TINGGI - Pasujudan Sunan Bonang, salah satu titik strategis di Kabupaten Rembang yang potensial menjadi lokasi Pusat Observatorium Bulan (POB). (Foto: Yayasan Sunan Bonang)
TINGGI – Pasujudan Sunan Bonang, salah satu titik strategis di Kabupaten Rembang yang potensial menjadi lokasi Pusat Observatorium Bulan (POB). (Foto: Yayasan Sunan Bonang)

Rembang, REMBANG DAILY ** Beberapa titik strategis di Kabupaten Rembang potensial menjadi lokasi Pusat Observatorium Bulan (POB). Pasalnya, topografi Rembang sangatlah lengkap, yaitu daerah pantai, dataran rendah, dataran tinggi, dan pegunungan.

“Di Rembang banyak lokasi strategis yang bisa dikembangkan menjadi lokasi rukyatul hilal,” ujar Kasubdit Pembinaan Syariah dan Hisab dan Rukyat Kementerian Agama Republik Indonesia, Ahmad Izzuddin, dalam laman Kemenag, Rabu (3/12/2014).

Lokasi strategis tersebut adalah Bukit Tengkeng di Desa Pomahan Sulang, Bumi Perkemahan Karangsari Park di Desa Sudo Sulang, Bukit Rakitan di Desa Rakitan Sluke, Pelabuhan Tempat Pelelangan Ikan (TPI) di Desa Tasikagung Rembang, Pantai Binangun Indah di Desa Bonang Lasem, Pasujudan Sunan Bonang di Desa Bonang Lasem, dan Menara Hotel Fave di pusat Kota Rembang.

“Sebenarnya, secara teknis, tempat yang paling bagus dan mempunyai potensi keberhasilan rukyah sangat tinggi adalah di Bukit Tengkeng Pomahan. Hal ini kami buktikan ketika melakukan rukyah rutin bulanan selain Ramadhan dan Syawal, ternyata juga sering berhasil,” terang Ahmad.
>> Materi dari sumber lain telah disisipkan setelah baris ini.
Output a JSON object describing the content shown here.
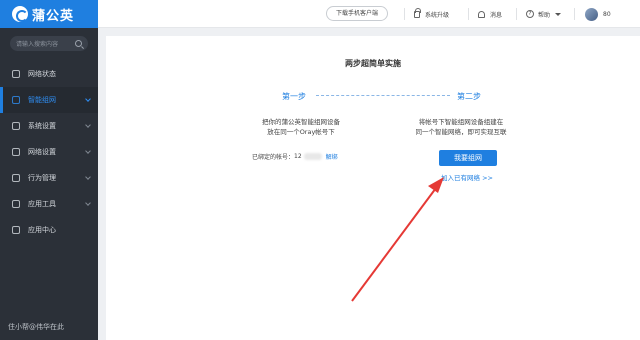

Sayangnya, akses lokasi menuju Bukit Tengkeng Pomahan sangat sulit dijangkau dengan kendaraan, karena di tengah hutan milik Perhutani. Selain keamanan yang sangat kurang, menurut Ahmad, akses jalan ke lokasi pun rusak dan berbukit-bukit.

“Tiga lokasi lain yang cukup potensial dan strategis untuk lokasi rukyatul hilal adalah Pantai Binangun Indah, Pasujudan Sunan Bonang, dan Menara Hotel Fave,” tutur Ahmad.

Obyek Wisata Baru

Ahmad menjelaskan, tiga lokasi tersebut bisa menjadi pusat pembelajaran bagi dunia pendidikan dan pariwisata Kabupaten Rembang. Bila perencanaan ini berhasil, akan menjadi ikon di pantai utara Jawa Tengah.

“Setidaknya bisa bermanfaat untuk berbagai keperluan. Sebagai sarana untuk praktik melihat arah yang tepat pada benda langit bagi yang berkepentingan,” ucapnya.

Tempat observasi dapat digunakan untuk mengamati peristiwa-peristiwa penting, misalnya Gerhana Bulan dan Gerhana Matahari dan juga benda langit lain.

“Untuk menunjang fasilitas POB, perlu dilengkapi dengan proyektor planetarium mini, seperti kepunyaan Planetarium Jakarta, dan mobile observatory, sebagai wahana edukasi bagi pelajar dan masyarakat,” saran Ahmad.

Kabupaten Rembang memiliki luas 101.408 ha. Sebagian besarnya, atau 46,39 persen, merupakan dataran rendah yang terletak di bagian utara Kabupaten Rembang. Sementara di bagian selatan relatif lebih tinggi.